As tirinhas do Dilbert cumprem um papel importantíssimo em nossa sociedade, assim como o seriado The Office: satirizar as situações do cotidiano do mundo corporativo. As empresas é que começaram com essa história de distribuir seus empregados em baias, cada um com seu canto e seu computador, durante oito (ou mais) horas por dia.
Mas esse tipo de ambiente não se conteve nas empresas. Redações de jornal, vários setores prestadores de serviço, e até a velha repartição pública já se encontram modernizados - ao menos no layout do andar e no enfurnamento de seus funcionários.
Dilbert e The Office falam de inúmeras questões do mundo corporativo, mas muitas de suas piadas referem-se ao ambiente físico do trabalho, nessa convivência obrigatória, e obrigatoriamente civilizada, com tanta gente desconhecida tão perto de nós.
É muito estranho, em plena era da mobilidade tecnológica (e de um individualismo exacerbado) que sejamos obrigados a trabalhar como na época da revolução industrial do século XIX: todo mundo na sua mesinha, apertando seus variados tipos de parafusos, junto de todo mundo.
Então eu corro.
Calma, não saio desembestado do edifício, destrambelhado das ideias e de minhas necessidades socioeconômicas.

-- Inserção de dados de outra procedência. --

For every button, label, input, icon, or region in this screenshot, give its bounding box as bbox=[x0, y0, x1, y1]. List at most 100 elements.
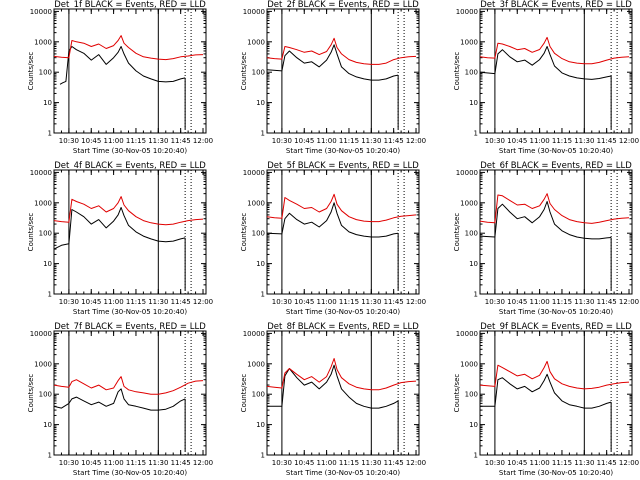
x-tick-label: 11:45 bbox=[384, 137, 404, 145]
x-tick-label: 12:00 bbox=[619, 298, 639, 306]
series-line-lld bbox=[267, 358, 417, 391]
y-tick-label: 100 bbox=[465, 391, 478, 399]
series-line-events bbox=[267, 44, 399, 81]
y-tick-label: 1000 bbox=[460, 360, 478, 368]
x-tick-label: 11:00 bbox=[530, 459, 550, 467]
y-tick-label: 1000 bbox=[247, 199, 265, 207]
panel-4: Det_4f BLACK = Events, RED = LLD 1 10 100 10… bbox=[27, 161, 213, 316]
y-axis-label: Counts/sec bbox=[453, 213, 461, 252]
y-tick-label: 1 bbox=[474, 291, 478, 299]
y-tick-label: 10 bbox=[43, 421, 52, 429]
y-tick-label: 100 bbox=[252, 230, 265, 238]
y-tick-label: 10 bbox=[469, 99, 478, 107]
y-tick-label: 100 bbox=[465, 230, 478, 238]
x-tick-label: 11:00 bbox=[530, 298, 550, 306]
y-tick-label: 1000 bbox=[460, 199, 478, 207]
x-tick-label: 11:00 bbox=[530, 137, 550, 145]
x-tick-label: 12:00 bbox=[406, 137, 426, 145]
plot-frame bbox=[266, 169, 420, 295]
panel-title: Det_1f BLACK = Events, RED = LLD bbox=[54, 0, 206, 10]
series-line-events bbox=[54, 207, 186, 250]
x-tick-label: 11:30 bbox=[361, 459, 381, 467]
y-axis-label: Counts/sec bbox=[240, 213, 248, 252]
x-tick-label: 11:30 bbox=[574, 459, 594, 467]
x-tick-label: 11:00 bbox=[104, 459, 124, 467]
panel-9: Det_9f BLACK = Events, RED = LLD 1 10 100 10… bbox=[453, 322, 639, 477]
y-tick-label: 1000 bbox=[247, 360, 265, 368]
y-tick-label: 1000 bbox=[460, 38, 478, 46]
y-tick-label: 10000 bbox=[243, 169, 265, 177]
series-line-events bbox=[480, 46, 612, 80]
y-tick-label: 10000 bbox=[30, 169, 52, 177]
x-tick-label: 11:30 bbox=[148, 459, 168, 467]
plot-frame bbox=[53, 330, 207, 456]
x-axis-label: Start Time (30-Nov-05 10:20:40) bbox=[286, 469, 400, 477]
panel-title: Det_4f BLACK = Events, RED = LLD bbox=[54, 161, 206, 171]
series-line-lld bbox=[54, 196, 204, 226]
series-line-events bbox=[267, 202, 399, 238]
x-tick-label: 11:45 bbox=[171, 137, 191, 145]
series-line-lld bbox=[54, 376, 204, 395]
x-tick-label: 10:30 bbox=[272, 459, 292, 467]
y-tick-label: 10000 bbox=[243, 330, 265, 338]
x-tick-label: 12:00 bbox=[406, 298, 426, 306]
x-tick-label: 10:45 bbox=[81, 137, 101, 145]
x-tick-label: 11:15 bbox=[552, 459, 572, 467]
x-tick-label: 10:30 bbox=[272, 298, 292, 306]
plot-frame bbox=[479, 8, 633, 134]
y-tick-label: 10000 bbox=[30, 8, 52, 16]
panel-6: Det_6f BLACK = Events, RED = LLD 1 10 100 10… bbox=[453, 161, 639, 316]
x-axis-label: Start Time (30-Nov-05 10:20:40) bbox=[73, 147, 187, 155]
x-tick-label: 11:15 bbox=[552, 137, 572, 145]
x-tick-label: 10:30 bbox=[272, 137, 292, 145]
y-tick-label: 10000 bbox=[456, 330, 478, 338]
y-tick-label: 1 bbox=[48, 452, 52, 460]
x-tick-label: 12:00 bbox=[619, 459, 639, 467]
x-tick-label: 10:30 bbox=[485, 137, 505, 145]
y-axis-label: Counts/sec bbox=[453, 374, 461, 413]
y-tick-label: 100 bbox=[252, 69, 265, 77]
y-tick-label: 100 bbox=[39, 230, 52, 238]
x-tick-label: 10:30 bbox=[485, 459, 505, 467]
y-tick-label: 1000 bbox=[34, 360, 52, 368]
y-tick-label: 1 bbox=[48, 130, 52, 138]
panel-title: Det_8f BLACK = Events, RED = LLD bbox=[267, 322, 419, 332]
y-tick-label: 10000 bbox=[243, 8, 265, 16]
y-tick-label: 10 bbox=[43, 260, 52, 268]
x-axis-label: Start Time (30-Nov-05 10:20:40) bbox=[286, 308, 400, 316]
panel-2: Det_2f BLACK = Events, RED = LLD 1 10 100 10… bbox=[240, 0, 426, 155]
panel-3: Det_3f BLACK = Events, RED = LLD 1 10 100 10… bbox=[453, 0, 639, 155]
x-tick-label: 12:00 bbox=[193, 137, 213, 145]
x-tick-label: 11:45 bbox=[597, 459, 617, 467]
x-axis-label: Start Time (30-Nov-05 10:20:40) bbox=[499, 308, 613, 316]
y-tick-label: 100 bbox=[252, 391, 265, 399]
y-tick-label: 10 bbox=[256, 421, 265, 429]
x-tick-label: 11:15 bbox=[552, 298, 572, 306]
y-tick-label: 10 bbox=[469, 421, 478, 429]
x-tick-label: 11:45 bbox=[171, 459, 191, 467]
series-line-lld bbox=[480, 193, 630, 224]
panel-title: Det_3f BLACK = Events, RED = LLD bbox=[480, 0, 632, 10]
x-tick-label: 11:15 bbox=[339, 459, 359, 467]
panel-title: Det_7f BLACK = Events, RED = LLD bbox=[54, 322, 206, 332]
panel-8: Det_8f BLACK = Events, RED = LLD 1 10 100 10… bbox=[240, 322, 426, 477]
plot-frame bbox=[53, 169, 207, 295]
y-tick-label: 1000 bbox=[247, 38, 265, 46]
x-tick-label: 11:45 bbox=[597, 137, 617, 145]
y-axis-label: Counts/sec bbox=[240, 52, 248, 91]
series-line-lld bbox=[267, 37, 417, 65]
x-tick-label: 11:00 bbox=[104, 298, 124, 306]
x-tick-label: 11:45 bbox=[171, 298, 191, 306]
x-tick-label: 12:00 bbox=[193, 459, 213, 467]
x-tick-label: 10:30 bbox=[59, 459, 79, 467]
series-line-lld bbox=[267, 193, 417, 223]
y-tick-label: 1000 bbox=[34, 38, 52, 46]
panel-title: Det_6f BLACK = Events, RED = LLD bbox=[480, 161, 632, 171]
x-tick-label: 10:45 bbox=[294, 298, 314, 306]
x-tick-label: 11:30 bbox=[574, 137, 594, 145]
x-tick-label: 11:15 bbox=[339, 137, 359, 145]
y-tick-label: 100 bbox=[39, 391, 52, 399]
x-tick-label: 11:00 bbox=[317, 459, 337, 467]
x-axis-label: Start Time (30-Nov-05 10:20:40) bbox=[499, 469, 613, 477]
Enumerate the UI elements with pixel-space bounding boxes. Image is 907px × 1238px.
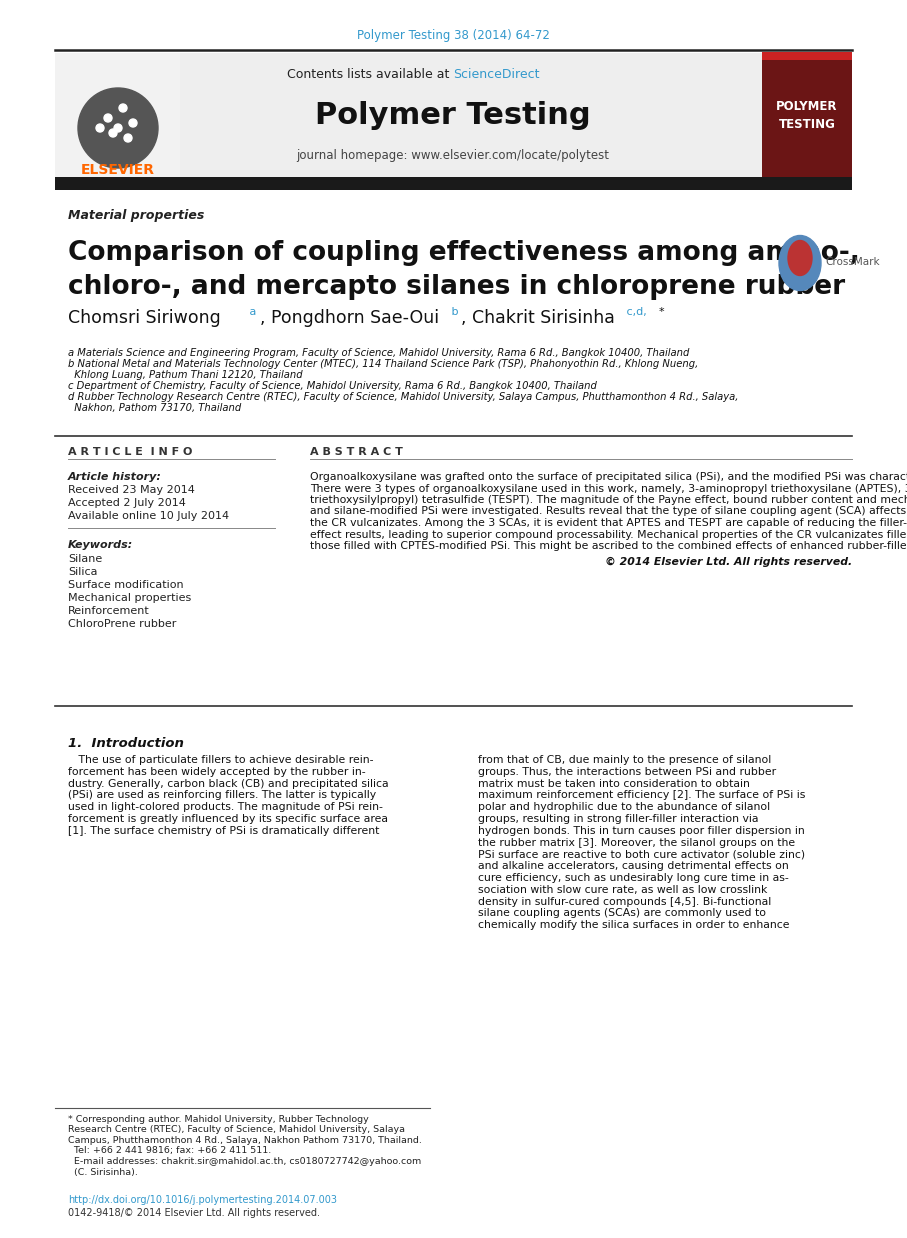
Ellipse shape [779, 235, 821, 291]
Text: sociation with slow cure rate, as well as low crosslink: sociation with slow cure rate, as well a… [478, 885, 767, 895]
Text: Silica: Silica [68, 567, 97, 577]
Circle shape [119, 104, 127, 111]
Text: hydrogen bonds. This in turn causes poor filler dispersion in: hydrogen bonds. This in turn causes poor… [478, 826, 805, 836]
Circle shape [124, 134, 132, 142]
FancyBboxPatch shape [55, 177, 852, 189]
Text: Mechanical properties: Mechanical properties [68, 593, 191, 603]
Text: Nakhon, Pathom 73170, Thailand: Nakhon, Pathom 73170, Thailand [68, 404, 241, 413]
Text: the CR vulcanizates. Among the 3 SCAs, it is evident that APTES and TESPT are ca: the CR vulcanizates. Among the 3 SCAs, i… [310, 517, 907, 527]
Text: and alkaline accelerators, causing detrimental effects on: and alkaline accelerators, causing detri… [478, 862, 789, 872]
Text: Comparison of coupling effectiveness among amino-,: Comparison of coupling effectiveness amo… [68, 240, 860, 266]
Text: journal homepage: www.elsevier.com/locate/polytest: journal homepage: www.elsevier.com/locat… [297, 149, 610, 161]
FancyBboxPatch shape [180, 53, 762, 178]
Text: Available online 10 July 2014: Available online 10 July 2014 [68, 511, 229, 521]
Text: used in light-colored products. The magnitude of PSi rein-: used in light-colored products. The magn… [68, 802, 383, 812]
Text: Accepted 2 July 2014: Accepted 2 July 2014 [68, 498, 186, 508]
Text: c,d,: c,d, [623, 307, 647, 317]
Text: triethoxysilylpropyl) tetrasulfide (TESPT). The magnitude of the Payne effect, b: triethoxysilylpropyl) tetrasulfide (TESP… [310, 495, 907, 505]
Text: A B S T R A C T: A B S T R A C T [310, 447, 403, 457]
Text: groups. Thus, the interactions between PSi and rubber: groups. Thus, the interactions between P… [478, 766, 776, 776]
Text: a Materials Science and Engineering Program, Faculty of Science, Mahidol Univers: a Materials Science and Engineering Prog… [68, 348, 689, 358]
Text: density in sulfur-cured compounds [4,5]. Bi-functional: density in sulfur-cured compounds [4,5].… [478, 896, 771, 906]
Text: b National Metal and Materials Technology Center (MTEC), 114 Thailand Science Pa: b National Metal and Materials Technolog… [68, 359, 698, 369]
Text: chloro-, and mercapto silanes in chloroprene rubber: chloro-, and mercapto silanes in chlorop… [68, 274, 845, 300]
Text: There were 3 types of organoalkoxysilane used in this work, namely, 3-aminopropy: There were 3 types of organoalkoxysilane… [310, 484, 907, 494]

Por três vezes na semana tenho o hábito de correr. E se em algum momento eu me desconecto da realidade, é enquanto dou minhas humildes passadas.
Sempre invejei aqueles que conseguem se desligar do seu ambiente de trabalho e das emoções vividas (ou trancafiadas) durante as oito horas. Pessoas que parecem desligar um botão ON/OFF que possuem no cérebro e que simplesmente só voltam a ligá-lo na manhã seguinte, assim que adentram o famigerado trabalho. Nunca consegui ser assim, até correr.
A inquietação com a obrigatoriedade de trabalhar num mesmo lugar, pelo mesmo espaço de tempo, todos os dias, me faz preferir o ônibus ao metrô, só para não me entocar em outro ambiente obrigatoriamente fechado. Não é fobia, é vontade de estar ao ar livre e com paisagem, só isso.
E quando corro me preocupo apenas com a passada certa, a respiração adequada, o gole d'água sem me encher demais, a vontade de chegar até o fim daquele percurso ao qual me propus a fazer.
Correr é uma atividade física recomendada pelos médicos, mas hoje percebo que esse é um objetivo secundário no meu hobby. Que na verdade não possui objetivo nenhum, somente obedecer as regras do frescobol: não há disputa, nem vencedores, nem vencidos. Corro sozinho, por correr e por agora perceber que é quando me desligo.
Correr é tudo o que não posso fazer em oito horas de escritório. Lá, tudo pede minha imobilidade: qualquer tarefa requer um computador, ou o seu ramal, ou apenas estar ali para que possam contar com você ao ver sua cabeça sobressaindo sobre a baia, mesmo sentado. Só saio dali para as salas de reunião, onde novamente ficarei sentado, parado.
Também não corro do escritório. Sei que ele tem a sua função e, até as relações (não os direitos) trabalhistas mudarem, não há muito o que divagar sobre o que eu poderia estar fazendo lá fora durante aquelas oito horas. Isso só me traz murmuração e me desarma de fazer do escri um lugar menos cinza. (Um dia penso em poder trabalhar de bermuda e fazer a sesta depois do almoço, mas isso é outra história.)
No entanto logo depois, ainda em pleno horário do rush, não estou no trânsito ou fazendo serão. Estou correndo, e totalmente desligado. Correndo porque quero, para onde quero, como eu quero, quando quero. Não é isso a liberdade?
Talvez aí esteja o segredo. Para mim, correr é a métafora perfeita para a liberdade, com seu gostinho de quero sempre que a torna incomparável. Daí desligo-me de todo o resto que não atenda a esse chamado libertário. E começo a entender porque, após uma exaustiva corrida, sinto-me mais leve e completamente renovado - das forças e das ideias.